Apple in the Earth Read online




  Apple in The Earth

  Copyright 2014 Crystal Geraghty

 

  Part One: Chapter 1

 

  “The first thing you’ll notice are the leaves on the trees.” The optometrist offered in comfort to Sophie, whose attention was fixed on the delicate lines on her palms. They were two inches away from her face, and upon hearing the optometrist’s words, she pushed her face into them and tried to breathe.

  “Sophie, are you okay?” her mother, out of concern, walked over to her. Sophie was crying so hard her sobs moved inward and she could not breathe enough to speak.

  “Don’t baby her, she’ll get used to it.” Sophie’s dad barked, while unbuttoning the sleeve on his shirt and looking at the gauze that wrapped his arm. Blood from his wound was pink beneath its thin surface. When the optometrist’s eyes paused on it, Sophie’s dad Stephen glared at him like he was road construction.

  Sophie’s mom moved away and looked at a row of sunglasses. She started to cough in an almost violent way, but put her hand at the top of her chest and seemed to pull herself back into her own body. The doctor looked away from Sophie and at her with concern, she nodded and they both looked back at Sophie.

  “A lot of kids wear glasses. In fact, you might want to keep an eye on these, or kids will think they’re cool and take them,” the optometrist’s hands produced a pair of silver-rimmed round glasses from a drawer in the counter he was sitting behind. Sophie looked up and pushed the loose strands of soft blonde hair behind her ears, “It’s the ones you picked out last week.” She reached out and took them by the bridge of the nose and put them on her face. The optometrist pulled them off again slowly, “I’ll just fix frame for you, looks like one ear hangs lower than the other.”

  “Is that something we should be concerned about?” Sophie’s mom asked.

  “No, no, just have to adjust these,” he worked on the frames with a set of small tools, “That’s all.” When they were done she pushed them back on her face. “Nobody’s perfect,” he said, smiling, “but you’re going to see so much more of the world with these.”

  She was going to a new school in two months, her first public school. Earlier, she spent kindergarten and the first two grades in Montessori school, but her father thought she needed more structure in her learning. The kids at the new school would never know that she used to be normal, without glasses. “You’re going to see so much more.” He repeated, as if she had not heard her.
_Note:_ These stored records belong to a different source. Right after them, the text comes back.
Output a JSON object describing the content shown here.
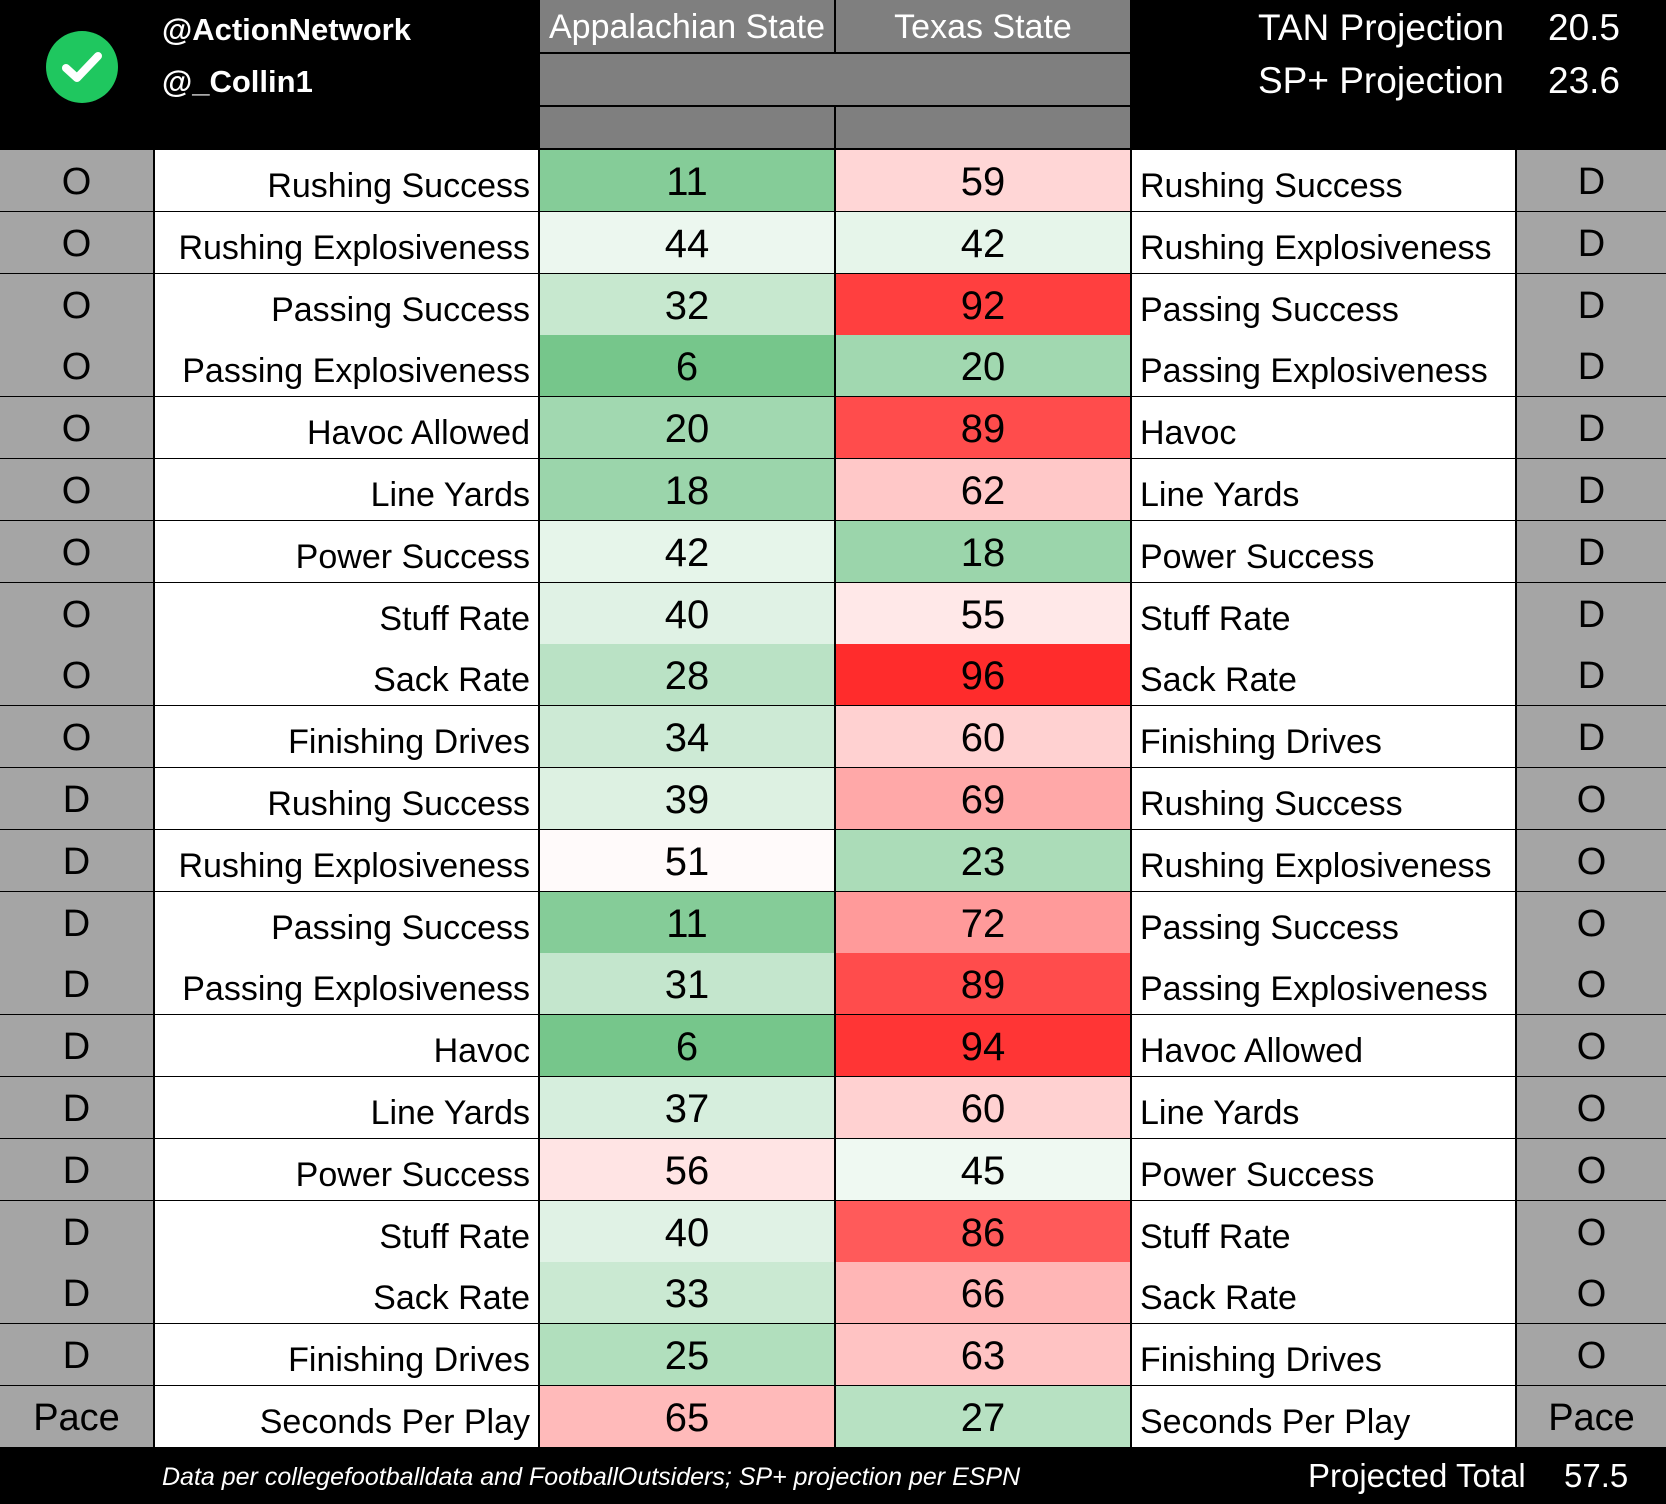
{
  "header": {
    "handle_1": "@ActionNetwork",
    "handle_2": "@_Collin1",
    "team_left": "Appalachian State",
    "team_right": "Texas State",
    "projections": [
      {
        "label": "TAN Projection",
        "value": "20.5"
      },
      {
        "label": "SP+ Projection",
        "value": "23.6"
      }
    ]
  },
  "rows": [
    {
      "left_side": "O",
      "left_label": "Rushing Success",
      "left_value": "11",
      "right_value": "59",
      "right_label": "Rushing Success",
      "right_side": "D"
    },
    {
      "left_side": "O",
      "left_label": "Rushing Explosiveness",
      "left_value": "44",
      "right_value": "42",
      "right_label": "Rushing Explosiveness",
      "right_side": "D"
    },
    {
      "left_side": "O",
      "left_label": "Passing Success",
      "left_value": "32",
      "right_value": "92",
      "right_label": "Passing Success",
      "right_side": "D"
    },
    {
      "left_side": "O",
      "left_label": "Passing Explosiveness",
      "left_value": "6",
      "right_value": "20",
      "right_label": "Passing Explosiveness",
      "right_side": "D"
    },
    {
      "left_side": "O",
      "left_label": "Havoc Allowed",
      "left_value": "20",
      "right_value": "89",
      "right_label": "Havoc",
      "right_side": "D"
    },
    {
      "left_side": "O",
      "left_label": "Line Yards",
      "left_value": "18",
      "right_value": "62",
      "right_label": "Line Yards",
      "right_side": "D"
    },
    {
      "left_side": "O",
      "left_label": "Power Success",
      "left_value": "42",
      "right_value": "18",
      "right_label": "Power Success",
      "right_side": "D"
    },
    {
      "left_side": "O",
      "left_label": "Stuff Rate",
      "left_value": "40",
      "right_value": "55",
      "right_label": "Stuff Rate",
      "right_side": "D"
    },
    {
      "left_side": "O",
      "left_label": "Sack Rate",
      "left_value": "28",
      "right_value": "96",
      "right_label": "Sack Rate",
      "right_side": "D"
    },
    {
      "left_side": "O",
      "left_label": "Finishing Drives",
      "left_value": "34",
      "right_value": "60",
      "right_label": "Finishing Drives",
      "right_side": "D"
    },
    {
      "left_side": "D",
      "left_label": "Rushing Success",
      "left_value": "39",
      "right_value": "69",
      "right_label": "Rushing Success",
      "right_side": "O"
    },
    {
      "left_side": "D",
      "left_label": "Rushing Explosiveness",
      "left_value": "51",
      "right_value": "23",
      "right_label": "Rushing Explosiveness",
      "right_side": "O"
    },
    {
      "left_side": "D",
      "left_label": "Passing Success",
      "left_value": "11",
      "right_value": "72",
      "right_label": "Passing Success",
      "right_side": "O"
    },
    {
      "left_side": "D",
      "left_label": "Passing Explosiveness",
      "left_value": "31",
      "right_value": "89",
      "right_label": "Passing Explosiveness",
      "right_side": "O"
    },
    {
      "left_side": "D",
      "left_label": "Havoc",
      "left_value": "6",
      "right_value": "94",
      "right_label": "Havoc Allowed",
      "right_side": "O"
    },
    {
      "left_side": "D",
      "left_label": "Line Yards",
      "left_value": "37",
      "right_value": "60",
      "right_label": "Line Yards",
      "right_side": "O"
    },
    {
      "left_side": "D",
      "left_label": "Power Success",
      "left_value": "56",
      "right_value": "45",
      "right_label": "Power Success",
      "right_side": "O"
    },
    {
      "left_side": "D",
      "left_label": "Stuff Rate",
      "left_value": "40",
      "right_value": "86",
      "right_label": "Stuff Rate",
      "right_side": "O"
    },
    {
      "left_side": "D",
      "left_label": "Sack Rate",
      "left_value": "33",
      "right_value": "66",
      "right_label": "Sack Rate",
      "right_side": "O"
    },
    {
      "left_side": "D",
      "left_label": "Finishing Drives",
      "left_value": "25",
      "right_value": "63",
      "right_label": "Finishing Drives",
      "right_side": "O"
    },
    {
      "left_side": "Pace",
      "left_label": "Seconds Per Play",
      "left_value": "65",
      "right_value": "27",
      "right_label": "Seconds Per Play",
      "right_side": "Pace"
    }
  ],
  "footer": {
    "source": "Data per collegefootballdata and FootballOutsiders; SP+ projection per ESPN",
    "projected_total_label": "Projected Total",
    "projected_total_value": "57.5"
  },
  "colors": {
    "green_scale": "#63be7b",
    "neutral": "#ffffff",
    "red_scale": "#ff1a1a",
    "side_cell": "#a5a5a5",
    "header_band": "#7f7f7f",
    "check_badge": "#1fc75f"
  },
  "icons": {
    "header_badge": "checkmark-icon"
  }
}
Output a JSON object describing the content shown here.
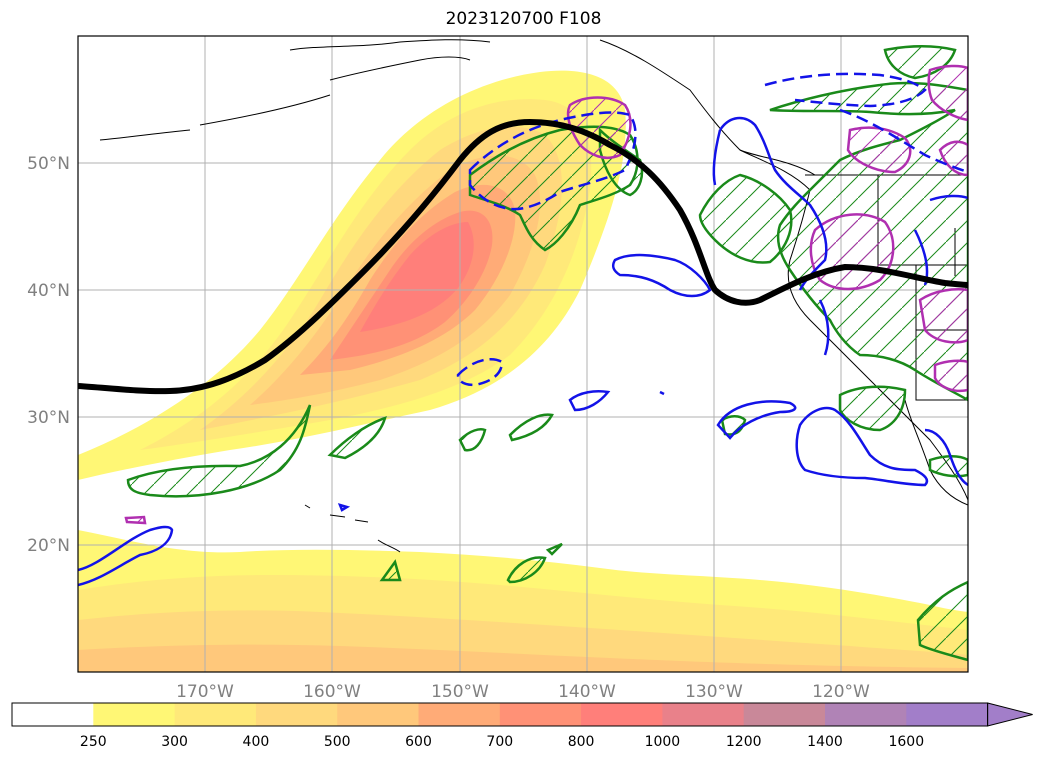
{
  "title": "2023120700 F108",
  "map": {
    "lon_labels": [
      "170°W",
      "160°W",
      "150°W",
      "140°W",
      "130°W",
      "120°W"
    ],
    "lat_labels": [
      "50°N",
      "40°N",
      "30°N",
      "20°N"
    ],
    "gridlines": true
  },
  "colorbar": {
    "levels": [
      "250",
      "300",
      "400",
      "500",
      "600",
      "700",
      "800",
      "1000",
      "1200",
      "1400",
      "1600"
    ],
    "colors": [
      "#ffffff",
      "#fff775",
      "#ffe979",
      "#ffd97d",
      "#ffc87b",
      "#ffab77",
      "#ff9176",
      "#ff7f7a",
      "#e9818a",
      "#c98899",
      "#b083b6",
      "#a27ec9"
    ],
    "extend": "max"
  },
  "contours": {
    "filled": "ivt-shading",
    "black": "thick-black",
    "blue": "blue-solid-dashed",
    "green": "green-hatched",
    "magenta": "magenta-hatched"
  }
}
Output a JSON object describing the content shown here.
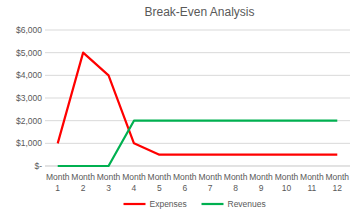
{
  "chart_data": {
    "type": "line",
    "title": "Break-Even Analysis",
    "categories": [
      "Month 1",
      "Month 2",
      "Month 3",
      "Month 4",
      "Month 5",
      "Month 6",
      "Month 7",
      "Month 8",
      "Month 9",
      "Month 10",
      "Month 11",
      "Month 12"
    ],
    "series": [
      {
        "name": "Expenses",
        "color": "#ff0000",
        "values": [
          1000,
          5000,
          4000,
          1000,
          500,
          500,
          500,
          500,
          500,
          500,
          500,
          500
        ]
      },
      {
        "name": "Revenues",
        "color": "#00b050",
        "values": [
          0,
          0,
          0,
          2000,
          2000,
          2000,
          2000,
          2000,
          2000,
          2000,
          2000,
          2000
        ]
      }
    ],
    "ylim": [
      0,
      6000
    ],
    "yticks": [
      {
        "value": 0,
        "label": "$-"
      },
      {
        "value": 1000,
        "label": "$1,000"
      },
      {
        "value": 2000,
        "label": "$2,000"
      },
      {
        "value": 3000,
        "label": "$3,000"
      },
      {
        "value": 4000,
        "label": "$4,000"
      },
      {
        "value": 5000,
        "label": "$5,000"
      },
      {
        "value": 6000,
        "label": "$6,000"
      }
    ],
    "grid": true,
    "legend": "bottom"
  }
}
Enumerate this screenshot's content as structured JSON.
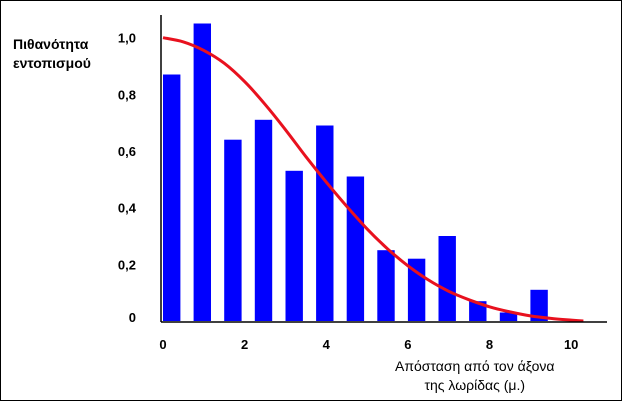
{
  "chart_data": {
    "type": "bar",
    "ylabel_lines": [
      "Πιθανότητα",
      "εντοπισμού"
    ],
    "xlabel_lines": [
      "Απόσταση από τον άξονα",
      "της λωρίδας (μ.)"
    ],
    "x_ticks": [
      0,
      2,
      4,
      6,
      8,
      10
    ],
    "x_tick_labels": [
      "0",
      "2",
      "4",
      "6",
      "8",
      "10"
    ],
    "y_ticks": [
      0,
      0.2,
      0.4,
      0.6,
      0.8,
      1.0
    ],
    "y_tick_labels": [
      "0",
      "0,2",
      "0,4",
      "0,6",
      "0,8",
      "1,0"
    ],
    "xlim": [
      0,
      11
    ],
    "ylim": [
      0,
      1.08
    ],
    "bar_width": 0.5,
    "bar_color": "#0000ff",
    "curve_color": "#e8111e",
    "series": [
      {
        "type": "bar",
        "x": [
          0.25,
          1.0,
          1.75,
          2.5,
          3.25,
          4.0,
          4.75,
          5.5,
          6.25,
          7.0,
          7.75,
          8.5,
          9.25
        ],
        "values": [
          0.87,
          1.05,
          0.64,
          0.71,
          0.53,
          0.69,
          0.51,
          0.25,
          0.22,
          0.3,
          0.07,
          0.03,
          0.11
        ]
      },
      {
        "type": "line",
        "x": [
          0,
          0.5,
          1,
          1.5,
          2,
          2.5,
          3,
          3.5,
          4,
          4.5,
          5,
          5.5,
          6,
          6.5,
          7,
          7.5,
          8,
          8.5,
          9,
          9.5,
          10,
          10.3
        ],
        "values": [
          1.0,
          0.985,
          0.955,
          0.91,
          0.845,
          0.765,
          0.675,
          0.58,
          0.49,
          0.405,
          0.325,
          0.255,
          0.195,
          0.145,
          0.105,
          0.075,
          0.05,
          0.032,
          0.018,
          0.009,
          0.003,
          0.0
        ]
      }
    ]
  }
}
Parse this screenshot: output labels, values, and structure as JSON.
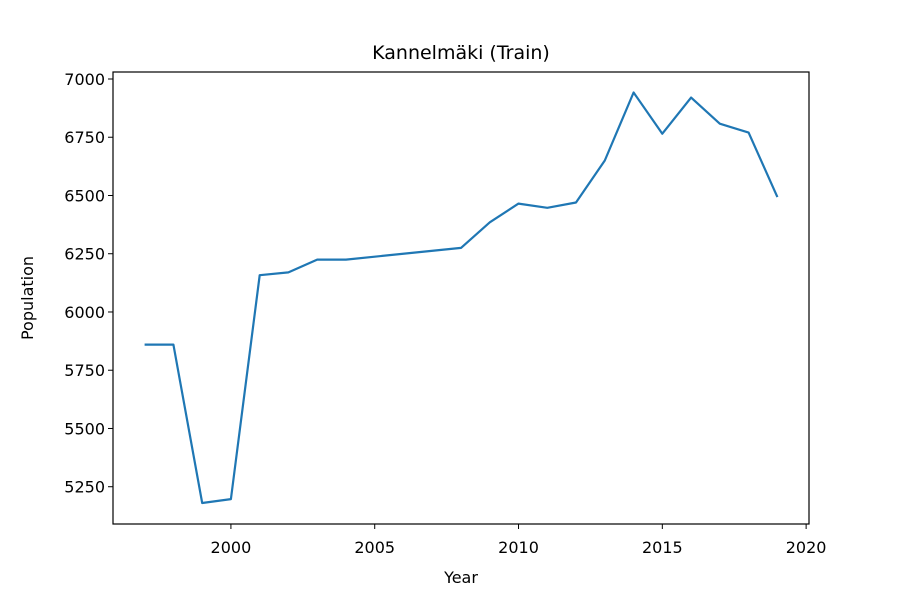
{
  "chart_data": {
    "type": "line",
    "title": "Kannelmäki (Train)",
    "xlabel": "Year",
    "ylabel": "Population",
    "xlim": [
      1995.9,
      2020.1
    ],
    "ylim": [
      5090,
      7030
    ],
    "xticks": [
      2000,
      2005,
      2010,
      2015,
      2020
    ],
    "yticks": [
      5250,
      5500,
      5750,
      6000,
      6250,
      6500,
      6750,
      7000
    ],
    "grid": false,
    "legend": "none",
    "series": [
      {
        "color": "#1f77b4",
        "x": [
          1997,
          1998,
          1999,
          2000,
          2001,
          2002,
          2003,
          2004,
          2008,
          2009,
          2010,
          2011,
          2012,
          2013,
          2014,
          2015,
          2016,
          2017,
          2018,
          2019
        ],
        "values": [
          5860,
          5860,
          5180,
          5197,
          6158,
          6170,
          6225,
          6225,
          6275,
          6385,
          6465,
          6447,
          6470,
          6650,
          6942,
          6765,
          6920,
          6808,
          6770,
          6493
        ]
      }
    ]
  }
}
  She held her mom’s hand and walked out of the optometrist’s office. The bright summer sun caused her eyes to squint, but as soon as she adjusted to the light her eyes moved instinctively to the sound of rustling leaves in the trees. She could see the individual life of each leaf, each wiry nutritive system. She looked down at a newspaper vending machine that was chained to a bolt in the sidewalk. She could read the headline and first paragraph of the local observer as if it were inches from her face. They story was about a soldier who lived in the area but died in a helicopter accident when their radio went out and they took on friendly fire. He left behind a wife and a-

  “Hurry up!” her dad barked at her. She had let go of her mother’s hand and was trailing behind them. “It’s already past dinner time, I’m hungry!” Without trying to complete the story, she turned away and followed them.